The number of scholars who declare affiliations in both China and the United States on research papers has dropped by more than 20% over the past 3 years, an analysis conducted for Nature has found. That slump seems to be part of a pattern of waning US–China collaboration that is starting to show up in research databases. The number of papers that were collaborations between authors in the United States and China — the world’s two largest research producers — also fell for the first time last year.
These signs of falling collaboration are at least in part a result of the COVID-19 pandemic, scholars say, but also of political tensions. These include the effects of the United States’ controversial China Initiative, a policy supposed to prevent espionage that targeted many US academics for not disclosing some of their work or funding in China. “We’re starting to see the damaging consequence that results from a combination of restricted mobility and heightened politicization,” says Joy Zhang, a sociologist at the University of Kent in Canterbury, UK. “Having dual affiliation was once seen as a badge of honour, but is now tinted by the concern of scientific espionage,” she says.
The US government seems to be dropping its decades-long support for scientific collaboration with China just as some of China’s research is at a world-class level, says Deborah Seligsohn, a political scientist at Villanova University in Pennsylvania. “If the United States stops collaborating with China, we’re cutting off our access to a huge part of what’s going on in the scientific world,” she says.
Dual-affiliation decline
The analysis of dual affiliations was conducted for Nature by Jeroen Baas, director of analytics at the Amsterdam-based publisher Elsevier. Baas looked at the authors of millions of papers in Elsevier’s Scopus database, and found that the number of authors who reported a dual US–China affiliation on at least one publication in a year had risen to more than 15,000 by 2018, but had dropped to below 12,500 by 2021 (see ‘Dual affiliations’). This fall was more sustained than for other pairs of nations, Baas found, and it occurred even as the global number of authors disclosing multiple affiliations continued to rise.
Source: J. Baas/Scopus (journal and conference papers, books and review articles).
The pattern might help to explain how publications with co-authors from China and the United States also fell in 2021, the Scopus figures show, even as total US and Chinese outputs are both increasing. Baas’s analysis suggests that there has been a much sharper fall among the subset of these publications that have dual-affiliated authors (see ‘US–China collaboration’).
Source: J. Baas/Scopus (journal and conference papers, books, and review articles).

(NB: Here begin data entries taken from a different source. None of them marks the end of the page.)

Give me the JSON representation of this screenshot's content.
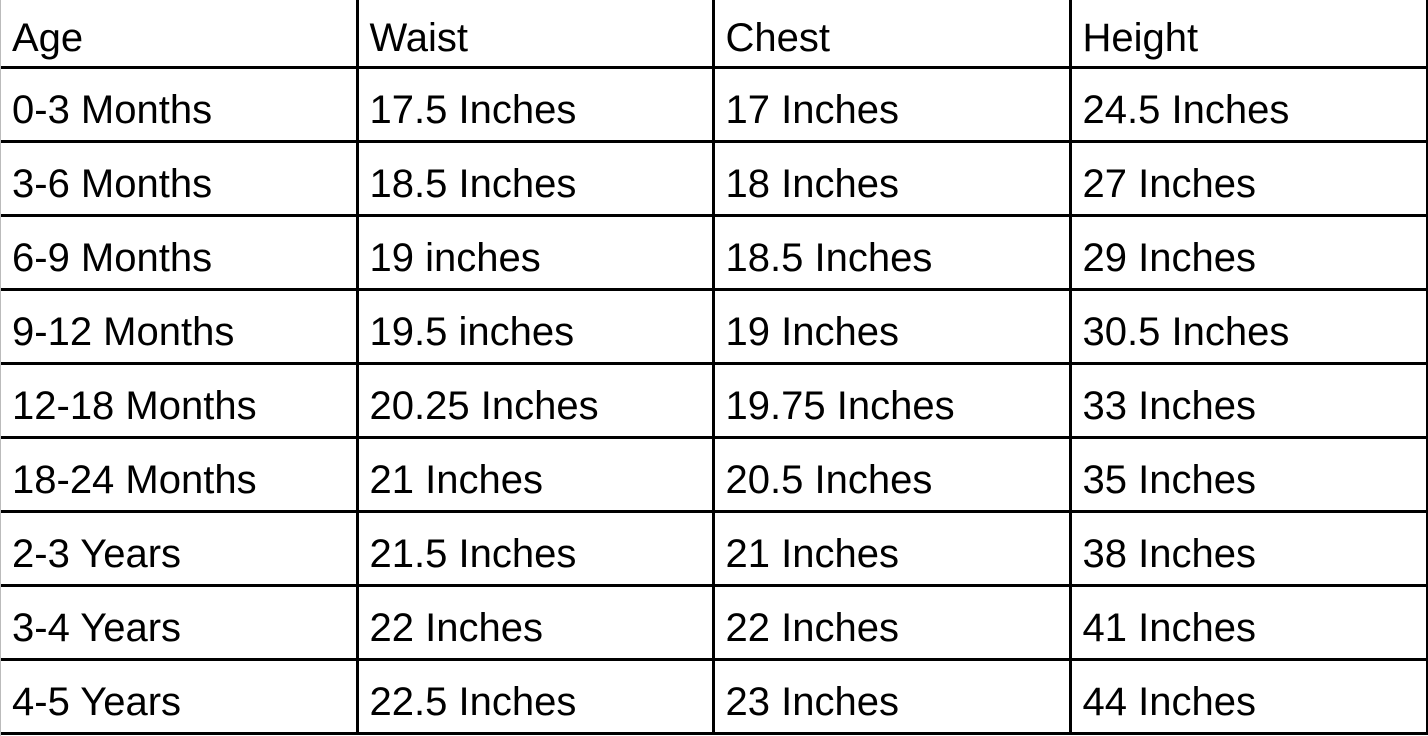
{
  "table": {
    "headers": [
      "Age",
      "Waist",
      "Chest",
      "Height"
    ],
    "rows": [
      [
        "0-3 Months",
        "17.5 Inches",
        "17 Inches",
        "24.5 Inches"
      ],
      [
        "3-6 Months",
        "18.5 Inches",
        "18 Inches",
        "27 Inches"
      ],
      [
        "6-9 Months",
        "19 inches",
        "18.5 Inches",
        "29 Inches"
      ],
      [
        "9-12 Months",
        "19.5 inches",
        "19 Inches",
        "30.5 Inches"
      ],
      [
        "12-18 Months",
        "20.25 Inches",
        "19.75 Inches",
        "33 Inches"
      ],
      [
        "18-24 Months",
        "21 Inches",
        "20.5 Inches",
        "35 Inches"
      ],
      [
        "2-3 Years",
        "21.5 Inches",
        "21 Inches",
        "38 Inches"
      ],
      [
        "3-4 Years",
        "22 Inches",
        "22 Inches",
        "41 Inches"
      ],
      [
        "4-5 Years",
        "22.5 Inches",
        "23 Inches",
        "44 Inches"
      ]
    ]
  }
}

In February, Caroline Wagner at the Ohio State University in Columbus and Xiaojing Cai at Yangzhou University in China used data from the Web of Science to show that US–China co-authored papers were falling as a share of world publications, whereas papers with co-authors from China and the European Union were not. They also published a table suggesting that the number of papers with dual-affiliated US–China authors has had a sharper fall1.